We keep looking for something greater than those moments, but those moments where we fall in love, conquer depression and fear, and commit to doing something greater are the most important in life.
And then I started to become incredibly angry as I started to think about how the mythology of Easter actually diminishes Yeshua ben Joseph’s courage and commitment.
Comedian David Cross once pointed out that Jesus’ sacrifice meant that he would more rapidly move from a world of limitation and poverty into a Heaven where he ruled at the side of the Father.
I personally know people who have endured tortures of longer duration and an at-least equivalent magnitude to Jesus’. It’s not hard to look in history and find examples of state brutality and human cruelty that turns the stomach far more than the crucifixion, as horrible as the crucifixion undoubtedly was.
If Yeshua ben Joseph was of the same substance as the divine, it makes the entire idea of the resurrection and sacrifice fairly meaningless. Even a human being can forgive that kind of torture without the delights of heaven.

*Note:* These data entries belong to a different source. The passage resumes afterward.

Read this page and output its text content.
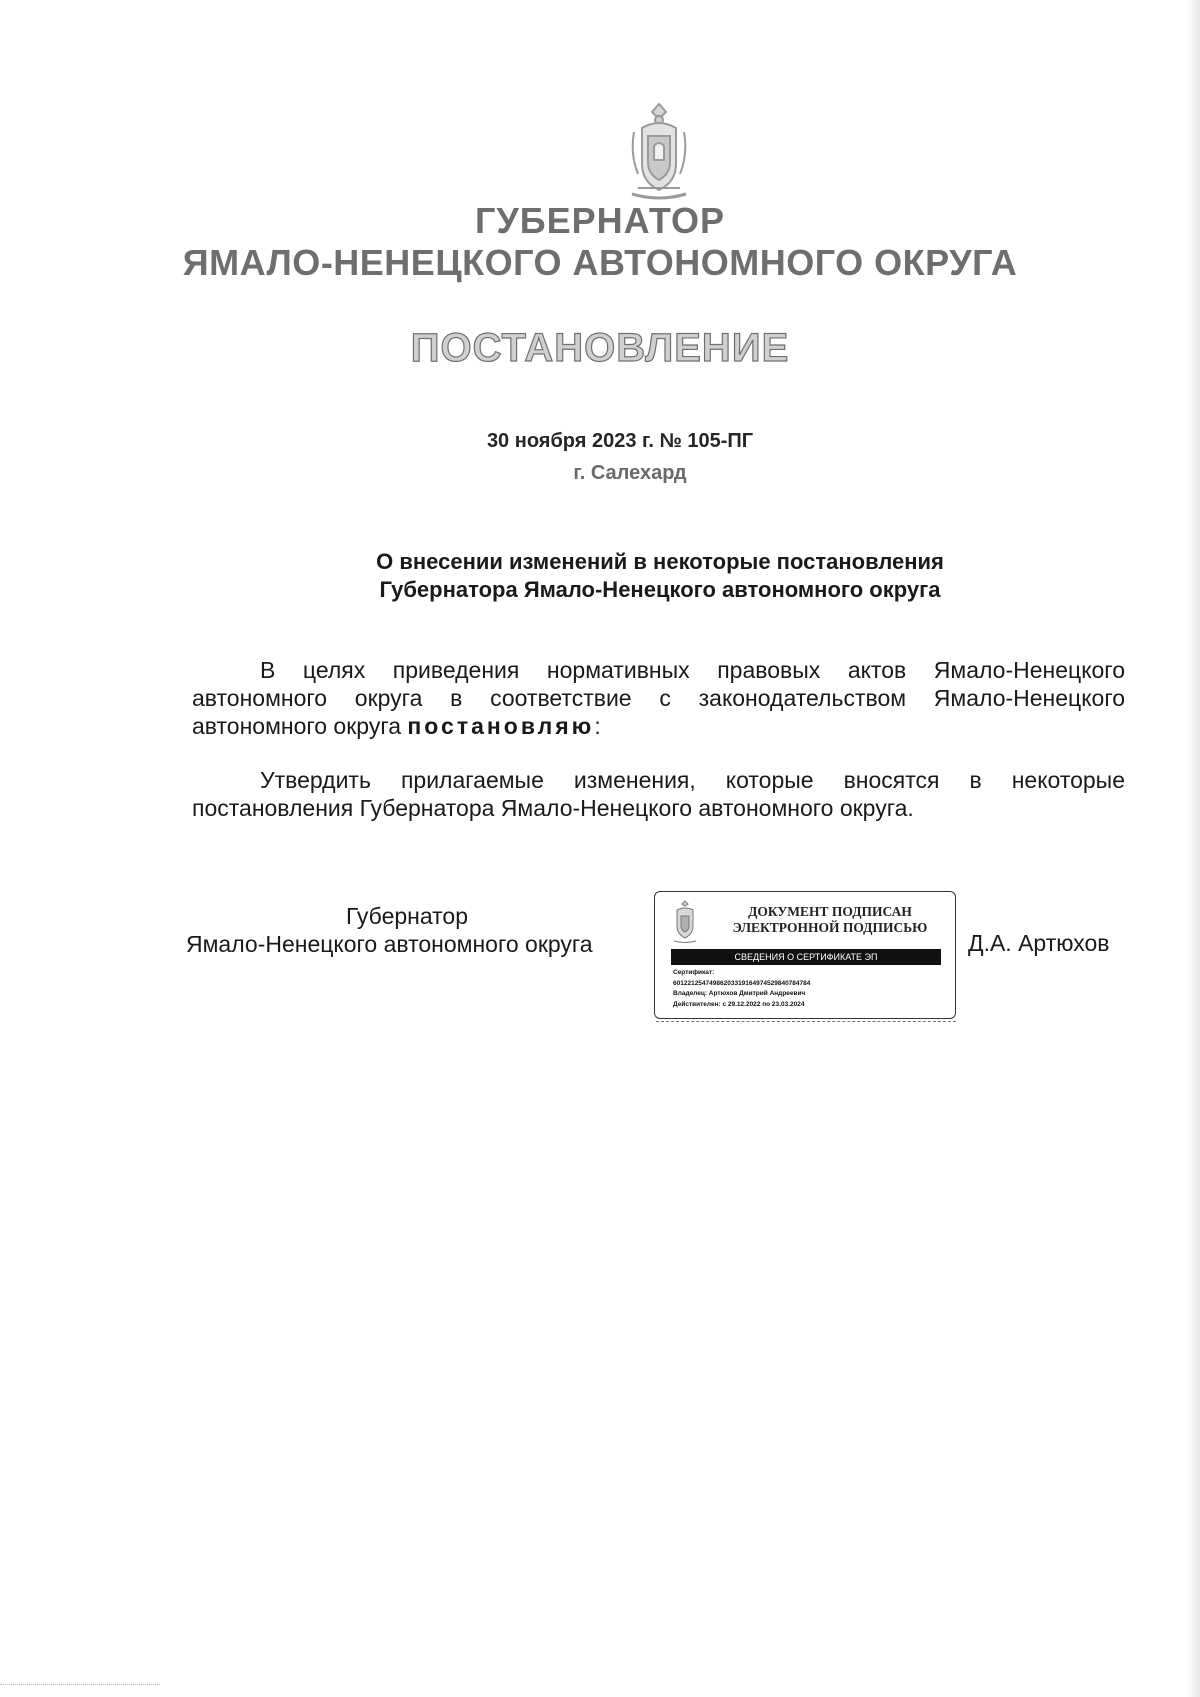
ГУБЕРНАТОР
ЯМАЛО-НЕНЕЦКОГО АВТОНОМНОГО ОКРУГА
ПОСТАНОВЛЕНИЕ
30 ноября 2023 г. № 105-ПГ
г. Салехард
О внесении изменений в некоторые постановления
Губернатора Ямало-Ненецкого автономного округа

В целях приведения нормативных правовых актов Ямало-Ненецкого автономного округа в соответствие с законодательством Ямало-Ненецкого автономного округа постановляю:

Утвердить прилагаемые изменения, которые вносятся в некоторые постановления Губернатора Ямало-Ненецкого автономного округа.

Губернатор
Ямало-Ненецкого автономного округа
ДОКУМЕНТ ПОДПИСАН
ЭЛЕКТРОННОЙ ПОДПИСЬЮ
СВЕДЕНИЯ О СЕРТИФИКАТЕ ЭП
Сертификат:
60122125474986203319164974529840784784
Владелец: Артюхов Дмитрий Андреевич
Действителен: с 29.12.2022 по 23.03.2024
Д.А. Артюхов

I’ve always found something grotesquely arbitrary about the idea of an entity of pure love sending a son to die in order to forgive humanity. Why bother? The idea of the Lamb presupposes a deity that still requires sacrifice. But that is the deity of people afraid of thunder and lightning, not a deity of omnipotence and omniscience. If God wanted to forgive, It would have done so. If It wanted to be angry, It would not have sent a human agent to forgive in Its stead. The whole exercise makes no sense even from the perspective of people, and a God should be far beyond us in terms of compassion, forgiveness and love.
Maybe two millennia ago, there was a man who somehow managed to survive torture and execution. Perhaps he even did so through a divine gift. I don’t know, and no one else does. They can have faith, but that’s not knowledge.
But I know that divine love is real. I know that people can be better and stronger. I know there’s a better world waiting for us, and not in the afterlife but on planet Earth. And it won’t be worship or idle hope that gets it but action based in love, “good works”.
And what I also know is that millions of people like Yeshua ben Joseph have died for their beliefs.
Yeshua ben Joseph, near as we can reconstruct, was executed for daring to tell people in power that their power had no legitimacy, that love was all that mattered, that humanity was equal, and that their world could end and they had no power to stop it. He told people that sharing, generosity and compassion was the measure of the human spirit, not judgment and strength.
Isn’t it much more impressive and much more worthy of praise that he then died for those beliefs, with no magic and with all the fear anyone else might have facing the prospect of oblivion?